Standard chemotherapy and personalized target therapies are commonly used in patients with advanced non-small cell lung cancer (NSCLC). However, multidrug resistance (MDR) and tumor metastasis lead to the decline of therapeutic efficacy, which are closely related to epithelial-mesenchymal transition (EMT). Twist1, an EMT transcription factor, plays an essential role in promoting EMT, MDR and tumor metastasis. In view of the essential role of Twist1 in the tumorigenesis of NSCLC, developing antitumor small molecules that can suppress the expression of Twist1 is of far-reaching significance for the treatment of NSCLC. A series of novel benzo[d]imidazo[2,1-b]thiazole derivatives possessing 1,3,4-oxadiazole moiety were designed based on the structure of the first-in-class Twist1 inhibitor harmine. Among the synthetic twenty-two compounds, the compound containing 2-(piperidine-1-yl) ethyl exhibited remarkable anti-proliferative activity with IC₅₀ value of 2.03 μM and 9.80 μM against A549 and H2228 cell lines superior to harmine (IC₅₀ = 17.12 μM against A549, IC₅₀ = 31.06 μM against H2228). Meanwhile, western blot assay showed that the optimal compound significantly down-regulated Twist1 protein expression in a dose-dependent manner and reduced Twist1 level better than harmine. Collectively, the promising compound was identified a potential antineoplastic lead with the ability of down-regulating Twist1 level.

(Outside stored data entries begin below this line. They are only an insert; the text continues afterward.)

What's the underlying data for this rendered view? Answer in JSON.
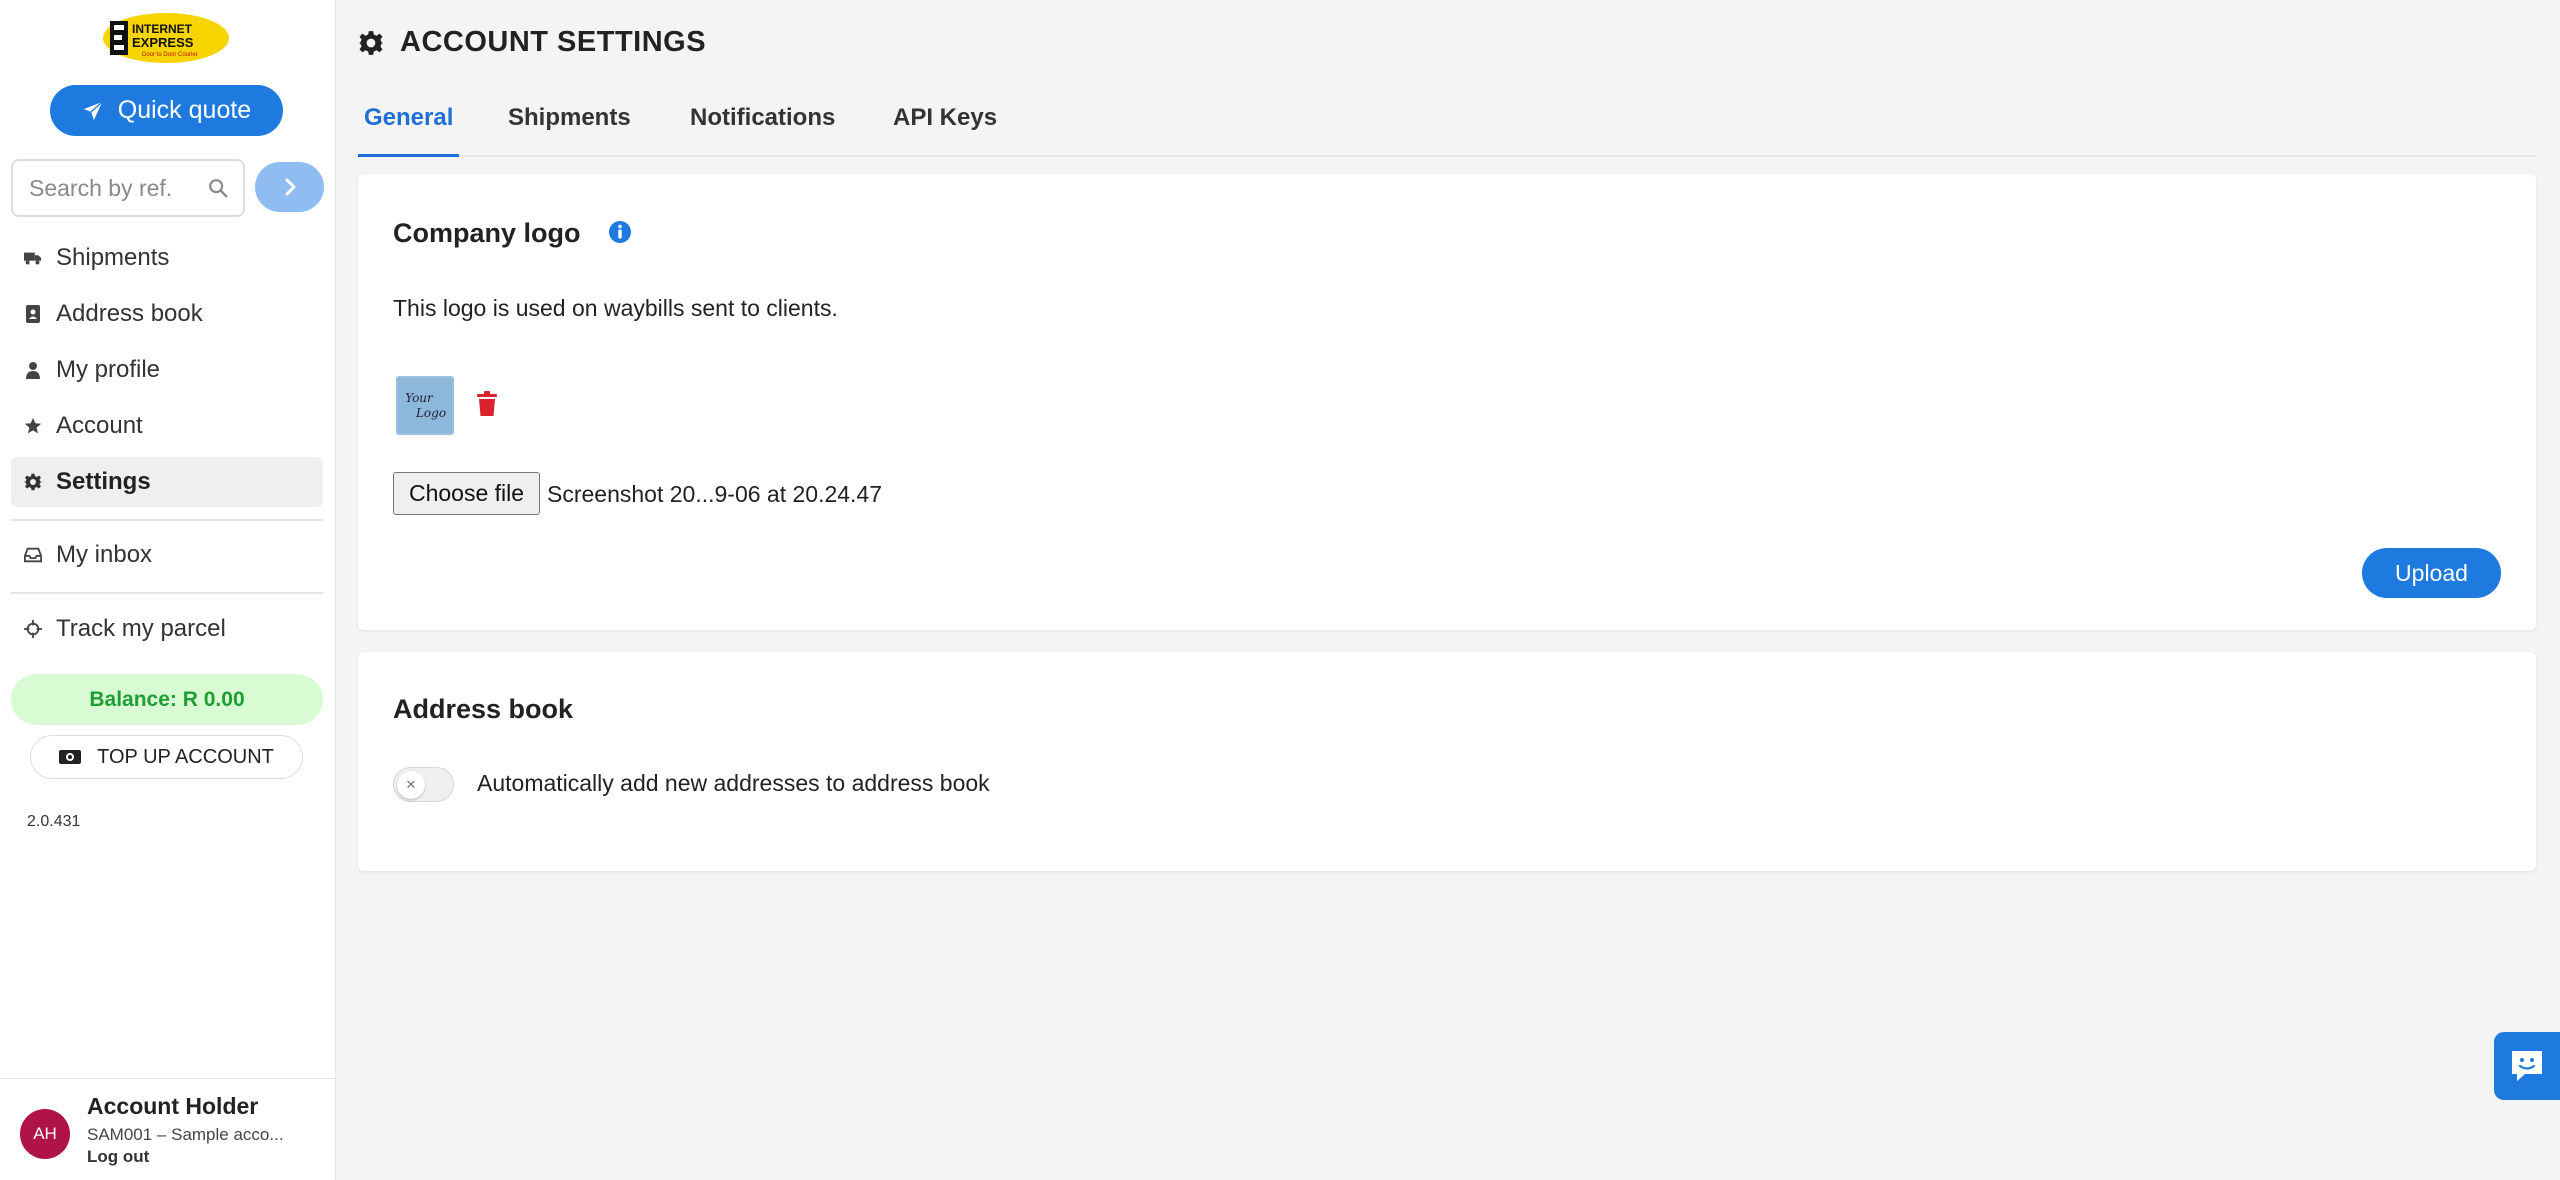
{
  "brand": {
    "logo_line1": "INTERNET",
    "logo_line2": "EXPRESS",
    "logo_tagline": "Door to Door Courier",
    "accent": "#1f7ae0"
  },
  "sidebar": {
    "quote_button": "Quick quote",
    "search_placeholder": "Search by ref.",
    "nav": [
      {
        "label": "Shipments",
        "icon": "truck-icon"
      },
      {
        "label": "Address book",
        "icon": "address-book-icon"
      },
      {
        "label": "My profile",
        "icon": "user-icon"
      },
      {
        "label": "Account",
        "icon": "star-icon"
      },
      {
        "label": "Settings",
        "icon": "gear-icon",
        "active": true
      },
      {
        "label": "My inbox",
        "icon": "inbox-icon"
      },
      {
        "label": "Track my parcel",
        "icon": "crosshair-icon"
      }
    ],
    "balance": "Balance: R 0.00",
    "topup_button": "TOP UP ACCOUNT",
    "version": "2.0.431",
    "user": {
      "initials": "AH",
      "name": "Account Holder",
      "account": "SAM001 – Sample acco...",
      "logout": "Log out"
    }
  },
  "main": {
    "title": "ACCOUNT SETTINGS",
    "tabs": [
      {
        "label": "General",
        "active": true
      },
      {
        "label": "Shipments"
      },
      {
        "label": "Notifications"
      },
      {
        "label": "API Keys"
      }
    ],
    "logo_card": {
      "title": "Company logo",
      "description": "This logo is used on waybills sent to clients.",
      "thumb_line1": "Your",
      "thumb_line2": "Logo",
      "file_button": "Choose file",
      "file_name": "Screenshot 20...9-06 at 20.24.47",
      "upload_button": "Upload"
    },
    "address_card": {
      "title": "Address book",
      "toggle_label": "Automatically add new addresses to address book",
      "toggle_on": false
    }
  }
}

标准化疗和个性化靶向治疗常用于晚期非小细胞肺癌 (NSCLC) 患者。然而，多药耐药（MDR）和肿瘤转移导致治疗效果下降，这与上皮间质转化（EMT）密切相关。Twist1 是一种 EMT 转录因子，在促进 EMT、MDR 和肿瘤转移中起重要作用。鉴于Twist1在NSCLC肿瘤发生中的重要作用，开发能够抑制Twist1表达的抗肿瘤小分子对于NSCLC的治疗具有深远意义。一系列新型苯并[ d ]咪唑并[2,1- b]基于一流的Twist1抑制剂harmine的结构设计了具有1,3,4-恶二唑部分的噻唑衍生物。在合成的22种化合物中，含有2-(哌啶-1-基)乙基的化合物表现出显着的抗增殖活性，对A549和H2228细胞系的IC ₅₀值分别为2.03 μM和9.80 μM，优于harmine (IC ₅₀  = 17.12 μM 对抗 A549，IC ₅₀  = 31.06 μM 对抗 H2228）。同时，蛋白质印迹试验表明，最佳化合物以剂量依赖性方式显着下调 Twist1 蛋白的表达，并且比harmine 更好地降低 Twist1 水平。总的来说，这种有前景的化合物被鉴定为具有下调 Twist1 水平能力的潜在抗肿瘤先导物。